Gold held a rally on Thursday, on the “back” of the fall of the US dollar, with the yellow metal closing at its highest point in three weeks, a day after the update – at the strictest – of the monetary policy of the Federal Reserve.
The rise in gold came despite the announcement by the US Federal Reserve of plans for a faster reduction of its bond markets and the forecast for three interest rate hikes in 2022.
“With the Federal Open Market Committee (FOMC) slightly tighter than the market expected, gold did not waver,” said Rhona O’Connell, head of market analysis for Europe-Middle East-Africa (EMEA) regions. ) and Asia at StoneX, in a note. “After a brief dip in the announcement, followed by a slight jump in the dollar, gold began to improve its position and the dollar continued to fall.”

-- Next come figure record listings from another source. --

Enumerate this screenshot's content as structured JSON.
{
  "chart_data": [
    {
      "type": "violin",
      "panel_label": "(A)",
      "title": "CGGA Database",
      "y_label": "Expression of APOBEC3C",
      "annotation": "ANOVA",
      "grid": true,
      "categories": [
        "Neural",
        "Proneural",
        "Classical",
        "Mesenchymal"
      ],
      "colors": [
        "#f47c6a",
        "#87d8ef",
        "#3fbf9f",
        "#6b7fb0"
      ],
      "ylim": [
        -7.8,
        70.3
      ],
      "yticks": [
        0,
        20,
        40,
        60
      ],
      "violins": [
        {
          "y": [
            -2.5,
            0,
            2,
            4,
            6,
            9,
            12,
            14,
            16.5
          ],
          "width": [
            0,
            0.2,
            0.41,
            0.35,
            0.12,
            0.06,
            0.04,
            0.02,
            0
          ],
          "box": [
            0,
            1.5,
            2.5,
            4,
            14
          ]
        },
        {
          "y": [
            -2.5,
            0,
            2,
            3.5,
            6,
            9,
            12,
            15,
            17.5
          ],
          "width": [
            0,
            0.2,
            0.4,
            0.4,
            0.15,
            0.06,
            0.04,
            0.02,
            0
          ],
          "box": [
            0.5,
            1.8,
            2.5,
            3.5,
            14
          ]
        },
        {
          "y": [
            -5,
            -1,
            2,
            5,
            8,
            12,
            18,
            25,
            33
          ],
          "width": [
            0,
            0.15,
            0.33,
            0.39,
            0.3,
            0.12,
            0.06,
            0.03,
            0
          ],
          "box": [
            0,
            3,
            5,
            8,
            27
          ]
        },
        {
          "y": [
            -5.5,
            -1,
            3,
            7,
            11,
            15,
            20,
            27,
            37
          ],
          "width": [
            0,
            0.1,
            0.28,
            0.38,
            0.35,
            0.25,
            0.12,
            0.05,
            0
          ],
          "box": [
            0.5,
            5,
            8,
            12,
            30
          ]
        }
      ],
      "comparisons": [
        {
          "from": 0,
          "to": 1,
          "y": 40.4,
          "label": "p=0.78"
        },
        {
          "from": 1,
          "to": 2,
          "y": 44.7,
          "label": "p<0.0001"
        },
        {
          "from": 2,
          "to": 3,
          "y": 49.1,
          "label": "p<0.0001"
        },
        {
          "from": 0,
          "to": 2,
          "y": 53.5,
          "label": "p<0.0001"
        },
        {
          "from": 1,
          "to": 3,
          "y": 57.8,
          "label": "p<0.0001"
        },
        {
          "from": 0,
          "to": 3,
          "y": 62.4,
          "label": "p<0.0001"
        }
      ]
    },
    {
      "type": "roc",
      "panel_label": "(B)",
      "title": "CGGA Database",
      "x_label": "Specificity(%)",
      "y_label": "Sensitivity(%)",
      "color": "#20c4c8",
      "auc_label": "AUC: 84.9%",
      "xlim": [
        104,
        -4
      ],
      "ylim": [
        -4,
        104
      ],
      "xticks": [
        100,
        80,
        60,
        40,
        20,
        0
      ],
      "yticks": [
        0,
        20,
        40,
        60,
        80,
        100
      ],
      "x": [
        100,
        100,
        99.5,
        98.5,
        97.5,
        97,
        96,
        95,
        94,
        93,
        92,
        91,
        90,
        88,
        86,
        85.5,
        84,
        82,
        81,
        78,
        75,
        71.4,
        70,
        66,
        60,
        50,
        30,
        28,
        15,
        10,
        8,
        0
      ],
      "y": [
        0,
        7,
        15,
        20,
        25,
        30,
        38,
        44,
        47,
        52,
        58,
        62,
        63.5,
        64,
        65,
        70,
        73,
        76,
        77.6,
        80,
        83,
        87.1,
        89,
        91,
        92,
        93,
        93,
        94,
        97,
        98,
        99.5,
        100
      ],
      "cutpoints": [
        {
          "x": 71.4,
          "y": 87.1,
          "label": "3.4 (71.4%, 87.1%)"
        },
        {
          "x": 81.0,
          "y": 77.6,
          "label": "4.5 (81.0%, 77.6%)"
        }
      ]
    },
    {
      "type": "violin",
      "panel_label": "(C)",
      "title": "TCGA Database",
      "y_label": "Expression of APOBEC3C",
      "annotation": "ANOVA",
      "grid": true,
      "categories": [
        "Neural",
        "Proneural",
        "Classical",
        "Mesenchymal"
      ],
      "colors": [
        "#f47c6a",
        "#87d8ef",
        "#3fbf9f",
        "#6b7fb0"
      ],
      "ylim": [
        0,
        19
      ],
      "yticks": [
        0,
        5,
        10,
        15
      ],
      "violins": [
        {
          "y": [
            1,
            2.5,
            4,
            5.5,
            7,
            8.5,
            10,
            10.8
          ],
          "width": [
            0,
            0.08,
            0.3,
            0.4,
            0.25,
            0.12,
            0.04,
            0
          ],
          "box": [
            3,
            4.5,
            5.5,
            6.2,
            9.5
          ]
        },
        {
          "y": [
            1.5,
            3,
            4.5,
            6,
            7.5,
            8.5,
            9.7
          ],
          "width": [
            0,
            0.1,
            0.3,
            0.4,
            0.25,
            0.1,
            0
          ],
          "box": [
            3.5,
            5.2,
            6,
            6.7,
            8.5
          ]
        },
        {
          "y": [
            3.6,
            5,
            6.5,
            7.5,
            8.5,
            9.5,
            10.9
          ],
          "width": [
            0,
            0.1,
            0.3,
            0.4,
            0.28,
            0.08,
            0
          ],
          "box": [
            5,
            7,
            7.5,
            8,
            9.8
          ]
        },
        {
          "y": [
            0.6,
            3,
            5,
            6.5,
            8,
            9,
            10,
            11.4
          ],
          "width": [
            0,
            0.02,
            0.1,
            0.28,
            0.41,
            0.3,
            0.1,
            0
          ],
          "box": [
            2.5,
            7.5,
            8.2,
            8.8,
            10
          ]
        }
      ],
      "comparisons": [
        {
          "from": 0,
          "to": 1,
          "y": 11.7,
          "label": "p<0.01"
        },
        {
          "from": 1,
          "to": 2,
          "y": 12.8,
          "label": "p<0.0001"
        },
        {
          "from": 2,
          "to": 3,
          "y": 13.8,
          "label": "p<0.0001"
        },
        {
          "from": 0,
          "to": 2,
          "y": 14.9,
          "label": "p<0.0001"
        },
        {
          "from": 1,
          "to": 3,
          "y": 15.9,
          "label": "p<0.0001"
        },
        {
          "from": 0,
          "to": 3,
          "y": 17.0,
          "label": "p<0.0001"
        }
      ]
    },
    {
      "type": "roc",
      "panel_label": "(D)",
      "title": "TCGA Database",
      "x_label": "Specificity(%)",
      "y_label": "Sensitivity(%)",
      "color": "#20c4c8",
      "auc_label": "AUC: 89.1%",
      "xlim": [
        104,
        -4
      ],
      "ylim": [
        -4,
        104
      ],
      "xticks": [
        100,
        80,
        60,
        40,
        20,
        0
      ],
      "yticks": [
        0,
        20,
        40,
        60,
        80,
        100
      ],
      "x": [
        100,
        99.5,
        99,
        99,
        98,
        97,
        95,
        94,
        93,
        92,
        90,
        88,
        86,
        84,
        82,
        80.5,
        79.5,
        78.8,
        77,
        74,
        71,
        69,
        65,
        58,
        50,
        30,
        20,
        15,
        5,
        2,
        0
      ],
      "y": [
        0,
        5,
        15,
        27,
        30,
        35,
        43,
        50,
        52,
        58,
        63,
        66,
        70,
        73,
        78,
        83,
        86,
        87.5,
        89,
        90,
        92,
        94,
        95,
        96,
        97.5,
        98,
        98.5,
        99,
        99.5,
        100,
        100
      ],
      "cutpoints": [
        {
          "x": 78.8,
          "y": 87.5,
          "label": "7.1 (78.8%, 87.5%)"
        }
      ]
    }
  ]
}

“The dollar has already incorporated the possibility of at least two interest rate hikes next year, as well as the fact that some emerging economies will benefit from improved commodity prices as well as economic recovery,” he added. “If you link the above with the search for yields and diversification of portfolios, along with the possibility of an improvement in the euro, it is not difficult to understand why the bull run of the dollar began to deflate.”
Gold also redeems its position as a compensatory factor to the financial risks posed by the coronavirus’s Micron mutation.
In this climate, the February gold gained $ 33.70 or 1.9%, closing at $ 1,798.20 per ounce, reaching $ 1,800.60 intra-conference. This is the highest closing since November 22, according to FactSet.
The March silver gained 94 cents or 4.4%, closing at $ 22,485 per ounce.
THE March copper gained 2.9% to $ 4,305 a pound, h January platinum recorded an increase of 3.9%, to 928.90 dollars per ounce, while the March palladium closed at $ 1,722.80 an ounce, up 11% after five consecutive loss sessions.
The palladium market has recovered “aggressively”, as if the price below $ 1,600 is “outrageously cheap”, analysts say in a note. Although, as they report, there are signs that the lack of semiconductor chips is slowly easing and this may mean an increase in metal demand from the automotive catalyst industry, the market does not yet have tangible evidence of this development.